25 September 2012 | last updated at 12:34AM
Foreign and local drug rings link up
By ELIZABETH ZACHARIAH | [email protected]
SYNDICATES: Malaysians, Iranians and a Turk held in two drug busts
Federal Narcotics Criminal Investigation Department director Datuk Noor Rashid Ibrahim examining the seized Eramin 5 pills in Bukit Aman, Kuala Lumpur. Pic by Nik Hariff Hassan
KUALA LUMPUR: INTERNATIONAL drug syndicates are linking up with their local counterparts here to process and smuggle the drugs out of the country.
Federal Narcotics Criminal Investigation Department director Datuk Noor Rashid Ibrahim said Malaysia had become a transit point for global and local drug syndicates to link up, after which these drugs were moved around this region.
"They are being helped by local drug syndicates to do this," he said in Bukit Aman yesterday.

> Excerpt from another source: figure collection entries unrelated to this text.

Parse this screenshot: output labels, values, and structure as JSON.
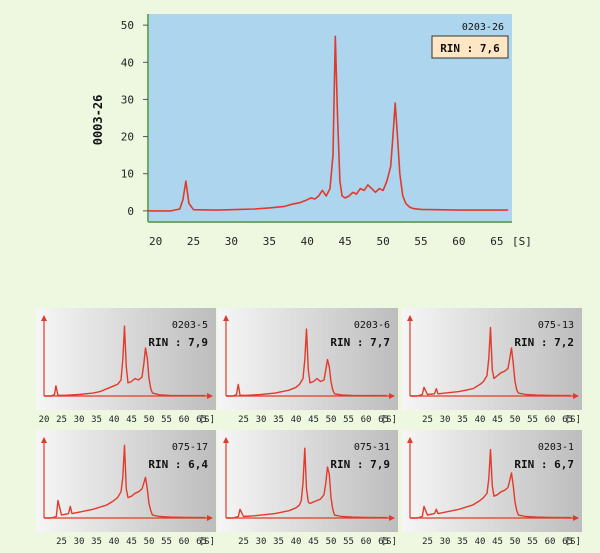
{
  "colors": {
    "page_bg": "#eef7e0",
    "main_plot_bg": "#add5ee",
    "trace": "#e23a2a",
    "rin_box_bg": "#fde6c4",
    "mini_bg_light": "#f6f6f6",
    "mini_bg_dark": "#bdbdbd",
    "axis_arrow": "#e23a2a"
  },
  "chart_data": [
    {
      "type": "line",
      "id": "main",
      "sample_id": "0203-26",
      "rin_label": "RIN : 7,6",
      "ylabel": "0003-26",
      "x_unit_label": "[S]",
      "xlim": [
        19,
        67
      ],
      "ylim": [
        -3,
        53
      ],
      "x_ticks": [
        20,
        25,
        30,
        35,
        40,
        45,
        50,
        55,
        60,
        65
      ],
      "y_ticks": [
        0,
        10,
        20,
        30,
        40,
        50
      ],
      "series": [
        {
          "name": "electropherogram",
          "x": [
            19,
            22,
            23.2,
            23.6,
            24,
            24.4,
            25,
            28,
            30,
            33,
            35,
            37,
            38,
            39,
            40,
            40.5,
            41,
            41.5,
            42,
            42.5,
            43,
            43.4,
            43.7,
            44,
            44.3,
            44.6,
            45,
            45.5,
            46,
            46.5,
            47,
            47.5,
            48,
            48.5,
            49,
            49.5,
            50,
            50.5,
            51,
            51.3,
            51.6,
            51.9,
            52.2,
            52.6,
            53,
            53.5,
            54,
            55,
            57,
            60,
            63,
            66.5
          ],
          "y": [
            0,
            0,
            0.5,
            3,
            8,
            2,
            0.3,
            0.2,
            0.3,
            0.5,
            0.8,
            1.2,
            1.8,
            2.2,
            3,
            3.5,
            3.2,
            4,
            5.5,
            4,
            6,
            15,
            47,
            25,
            8,
            4,
            3.5,
            4,
            5,
            4.5,
            6,
            5.5,
            7,
            6,
            5,
            6,
            5.5,
            8,
            12,
            20,
            29,
            20,
            10,
            4,
            2,
            1,
            0.6,
            0.4,
            0.3,
            0.2,
            0.2,
            0.2
          ]
        }
      ]
    },
    {
      "type": "line",
      "id": "m1",
      "sample_id": "0203-5",
      "rin_label": "RIN : 7,9",
      "x_unit_label": "[S]",
      "xlim": [
        20,
        68
      ],
      "x_ticks": [
        20,
        25,
        30,
        35,
        40,
        45,
        50,
        55,
        60,
        65
      ],
      "y_max": 55,
      "series": [
        {
          "name": "trace",
          "x": [
            20,
            22,
            23,
            23.4,
            24,
            26,
            30,
            34,
            36,
            38,
            40,
            41,
            42,
            42.5,
            43,
            43.5,
            44,
            45,
            46,
            47,
            48,
            48.5,
            49,
            49.5,
            50,
            50.5,
            51,
            53,
            56,
            60,
            66
          ],
          "y": [
            0,
            0,
            1,
            7,
            0.5,
            0.5,
            1,
            2,
            3,
            5,
            7,
            8,
            11,
            25,
            48,
            20,
            9,
            10,
            12,
            11,
            13,
            22,
            33,
            26,
            12,
            5,
            2,
            0.8,
            0.4,
            0.3,
            0.3
          ]
        }
      ]
    },
    {
      "type": "line",
      "id": "m2",
      "sample_id": "0203-6",
      "rin_label": "RIN : 7,7",
      "x_unit_label": "[S]",
      "xlim": [
        20,
        68
      ],
      "x_ticks": [
        25,
        30,
        35,
        40,
        45,
        50,
        55,
        60,
        65
      ],
      "y_max": 55,
      "series": [
        {
          "name": "trace",
          "x": [
            20,
            22,
            23,
            23.5,
            24,
            26,
            30,
            34,
            38,
            40,
            41,
            42,
            42.5,
            43,
            43.5,
            44,
            45,
            46,
            47,
            48,
            48.5,
            49,
            49.5,
            50,
            50.5,
            51,
            53,
            56,
            60,
            66
          ],
          "y": [
            0,
            0,
            1,
            8,
            0.5,
            0.5,
            1,
            2,
            4,
            6,
            8,
            12,
            25,
            46,
            18,
            9,
            10,
            12,
            10,
            11,
            18,
            25,
            20,
            10,
            4,
            1.5,
            0.7,
            0.4,
            0.3,
            0.3
          ]
        }
      ]
    },
    {
      "type": "line",
      "id": "m3",
      "sample_id": "075-13",
      "rin_label": "RIN : 7,2",
      "x_unit_label": "[S]",
      "xlim": [
        20,
        68
      ],
      "x_ticks": [
        25,
        30,
        35,
        40,
        45,
        50,
        55,
        60,
        65
      ],
      "y_max": 55,
      "series": [
        {
          "name": "trace",
          "x": [
            20,
            22,
            23.5,
            24,
            25,
            27,
            27.5,
            28,
            30,
            34,
            38,
            40,
            41,
            42,
            42.5,
            43,
            43.5,
            44,
            45,
            46,
            47,
            48,
            48.5,
            49,
            49.5,
            50,
            50.5,
            51,
            53,
            56,
            60,
            66
          ],
          "y": [
            0,
            0,
            1,
            6,
            1,
            1.5,
            5,
            1.5,
            2,
            3,
            5,
            8,
            10,
            14,
            26,
            47,
            18,
            12,
            14,
            16,
            17,
            19,
            26,
            33,
            22,
            10,
            4,
            2,
            1,
            0.6,
            0.4,
            0.3
          ]
        }
      ]
    },
    {
      "type": "line",
      "id": "m4",
      "sample_id": "075-17",
      "rin_label": "RIN : 6,4",
      "x_unit_label": "[S]",
      "xlim": [
        20,
        68
      ],
      "x_ticks": [
        25,
        30,
        35,
        40,
        45,
        50,
        55,
        60,
        65
      ],
      "y_max": 55,
      "series": [
        {
          "name": "trace",
          "x": [
            20,
            22,
            23.5,
            24,
            25,
            27,
            27.5,
            28,
            30,
            34,
            38,
            40,
            41,
            42,
            42.5,
            43,
            43.5,
            44,
            45,
            46,
            47,
            48,
            48.5,
            49,
            49.5,
            50,
            50.5,
            51,
            53,
            56,
            60,
            66
          ],
          "y": [
            0,
            0,
            1,
            12,
            2,
            3,
            8,
            3,
            4,
            6,
            9,
            12,
            14,
            18,
            28,
            50,
            20,
            14,
            15,
            17,
            18,
            20,
            24,
            28,
            20,
            10,
            5,
            2,
            1,
            0.6,
            0.4,
            0.3
          ]
        }
      ]
    },
    {
      "type": "line",
      "id": "m5",
      "sample_id": "075-31",
      "rin_label": "RIN : 7,9",
      "x_unit_label": "[S]",
      "xlim": [
        20,
        68
      ],
      "x_ticks": [
        25,
        30,
        35,
        40,
        45,
        50,
        55,
        60,
        65
      ],
      "y_max": 55,
      "series": [
        {
          "name": "trace",
          "x": [
            20,
            22,
            23.5,
            24,
            25,
            28,
            30,
            34,
            38,
            40,
            41,
            41.5,
            42,
            42.5,
            43,
            43.5,
            44,
            45,
            46,
            47,
            48,
            48.5,
            49,
            49.5,
            50,
            50.5,
            51,
            53,
            56,
            60,
            66
          ],
          "y": [
            0,
            0,
            1,
            6,
            1,
            1.5,
            2,
            3,
            5,
            7,
            9,
            12,
            24,
            48,
            20,
            11,
            10,
            11,
            12,
            13,
            16,
            24,
            35,
            30,
            14,
            6,
            2,
            1,
            0.6,
            0.4,
            0.3
          ]
        }
      ]
    },
    {
      "type": "line",
      "id": "m6",
      "sample_id": "0203-1",
      "rin_label": "RIN : 6,7",
      "x_unit_label": "[S]",
      "xlim": [
        20,
        68
      ],
      "x_ticks": [
        25,
        30,
        35,
        40,
        45,
        50,
        55,
        60,
        65
      ],
      "y_max": 55,
      "series": [
        {
          "name": "trace",
          "x": [
            20,
            22,
            23.5,
            24,
            25,
            27,
            27.5,
            28,
            30,
            34,
            38,
            40,
            41,
            42,
            42.5,
            43,
            43.5,
            44,
            45,
            46,
            47,
            48,
            48.5,
            49,
            49.5,
            50,
            50.5,
            51,
            53,
            56,
            60,
            66
          ],
          "y": [
            0,
            0,
            1,
            8,
            2,
            3,
            6,
            3,
            4,
            6,
            9,
            12,
            14,
            17,
            27,
            47,
            22,
            15,
            16,
            18,
            19,
            21,
            26,
            31,
            22,
            11,
            5,
            2,
            1,
            0.6,
            0.4,
            0.3
          ]
        }
      ]
    }
  ]
}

Noor Rashid said the possible link-up surfaced when police busted two local syndicates recently with the arrest of seven foreigners and two Malaysians, plus the seizure of drugs worth RM11 million.
In the first case, an Iranian man was detained after police stopped his Mercedes Benz in Mont Kiara at 7.30pm on Friday. They found two plastic bags of 2.02kg syabu with him. Following the arrest, police conducted simultaneous raids at several locations in the Klang Valley the same night.
The raids saw them nab three more Iranians at two luxury condominiums in Jalan Ampang and Petaling Jaya, which had been converted to syabu-processing mini laboratories. Police seized 1.335kg of drugs in powder and liquid forms as well as chemicals and processing equipments.
Two other Iranians and a Turk were also picked up in Jalan Tun Razak and Jalan Petaling during the raids. In the second case two days later, police stopped two cars at Km14 of the Kuala Lumpur-Rawang road at 6.15pm and found 8,000 Eramin 5 pills in several sacks. They pills were hidden under fish food pellets in the sack to prevent detection.
Later, at 7.45pm the same day, police raided a shop house in U5, Shah Alam, where they found another 520,000 Eramin 5 pills in 65 sacks. The same tactic of using fish food pellets was used to prevent detection. Noor Rashid said the pills were believed to have been smuggled into Malaysia for the local market.
"We have seized three cars, including a Mercedes SLK 350, laptops, jewellery, hand phones and RM1,300 in local and foreign currencies, so far.
He said the suspects, aged between 24 and 55, were being held under the Dangerous Drugs Act for drug trafficking.